Ace’s Design Experts (Katie Reynolds, Nathan Fischer, & Julie Richard) offer some advice for your home lighting layout.

Katie Reynolds

  • Every room should have both overhead general lighting and “human level” task lighting, such as floor and table lamps.
  • Always consider the amount of natural light a room receives when planning out your lighting scheme.
  • Light your porches and landscaping adequately. Exterior lighting should be both task and ambient focused.
  • Make sure to plan for floor electrical plugs in large open rooms where furniture will be floating in the space.
  • Under cabinet task lighting is a must in kitchens and built in office cabinetry. You can use either florescent, halogen or LED bulbs.

Nathan Fischer

  • Don’t hesitate to add table or floor lamps to every room. It adds a useful element and ambiance to any room even if there’s enough overhead lighting.
  • Don’t underestimate the importance of lampshades, a crisp white shade typically looks best, and is suited for most rooms. However, have fun and experiment with black or gray shades. A natural linen or cream shade can look equally as good.
  • Find a way to add lighting to dark corners or back walls.
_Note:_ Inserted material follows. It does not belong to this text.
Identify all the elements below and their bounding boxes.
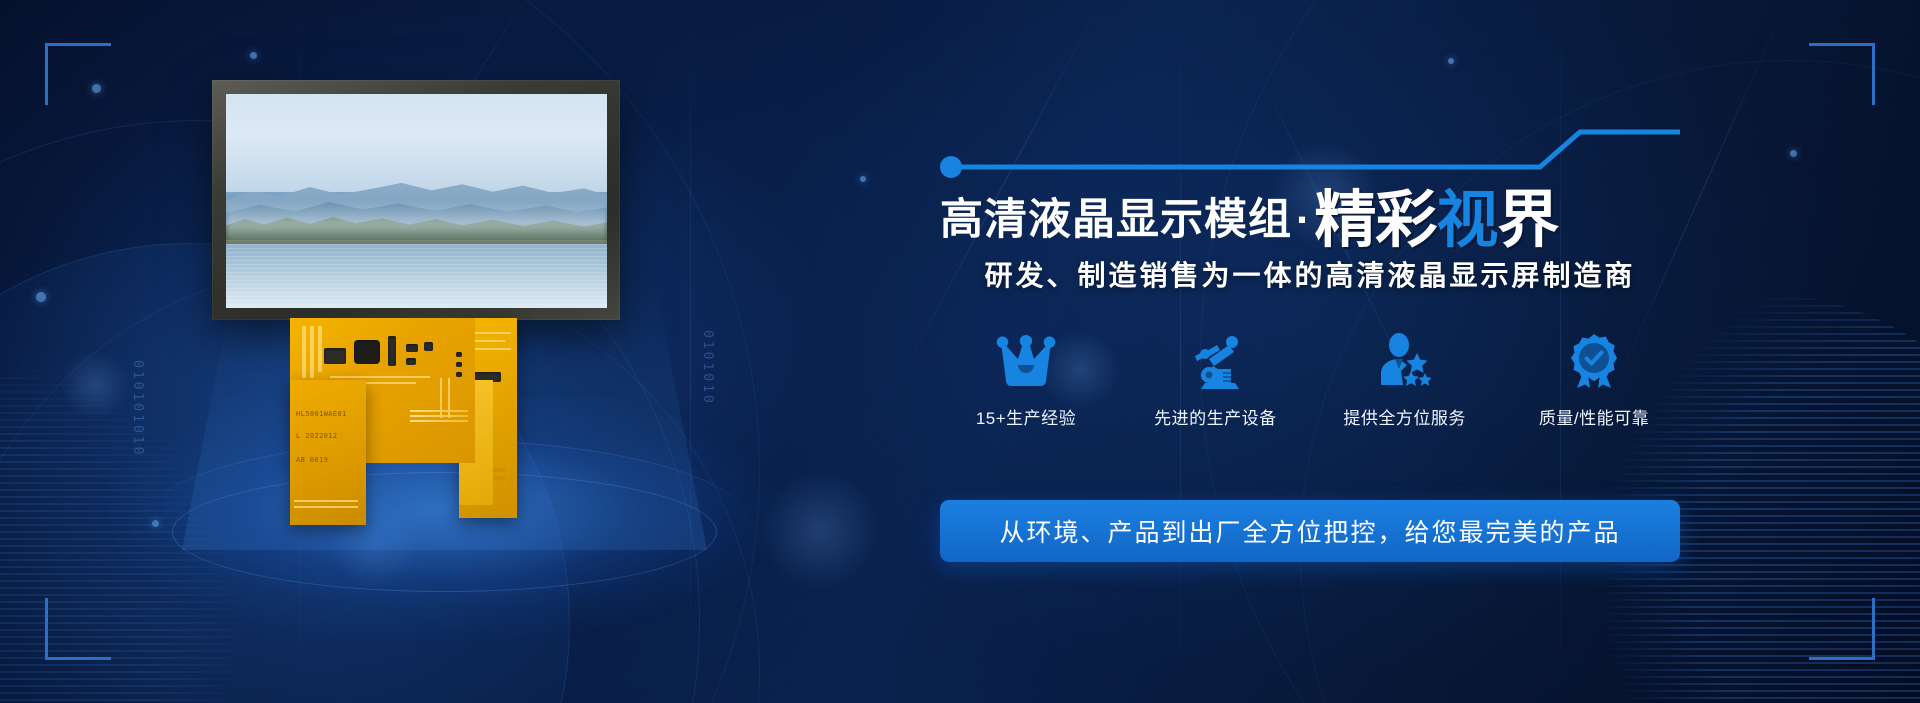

It does not need to be bright, but should fill that void.
  • Wall sconces are the best option for bathroom lighting. They look great and they give you direct head-on lighting versus overhead lighting that can cast shadows on your face.
  • Every bedroom needs nightstand lamps. They complete the look and give easy access to a light when you need it.
  • If you’re remodeling or building a kitchen, add low voltage LED lighting to your glass or open cabinets. It will cost next to nothing to run and will add drama to your kitchen.
  • Consider using lighting to accent focal point artwork. An adjustable recessed ceiling light will let you focus on your favorite piece. A light bar is a simple light that installs right above a painting to give a low light accent on the piece.

Julie Richard

  • Cconsider the main activity that will take place in the space and make your lighting decisions based on this. The three main types of light to consider are: task, ambient and general lighting.
  • Three way bulbs and dimmer switches are a great way to control the lighting levels in your home.
  • Deeper wall colors absorb more light, so you’ll need higher wattage bulbs in those spaces.
  • Always layer your lighting types and locations. This will create the best possible scheme in your home.
  • Energy efficient bulbs are a great choice in workspaces. These bulbs are long lasting and you don’t need to consider the lighting quality (color rendering) as much in these areas. Areas good for this type of lighting are workshops, laundry rooms and utility closets.
  • Consider the ceiling height of your space and bulb type (narrow beam, flood etc.) when selecting recessed lighting for your home.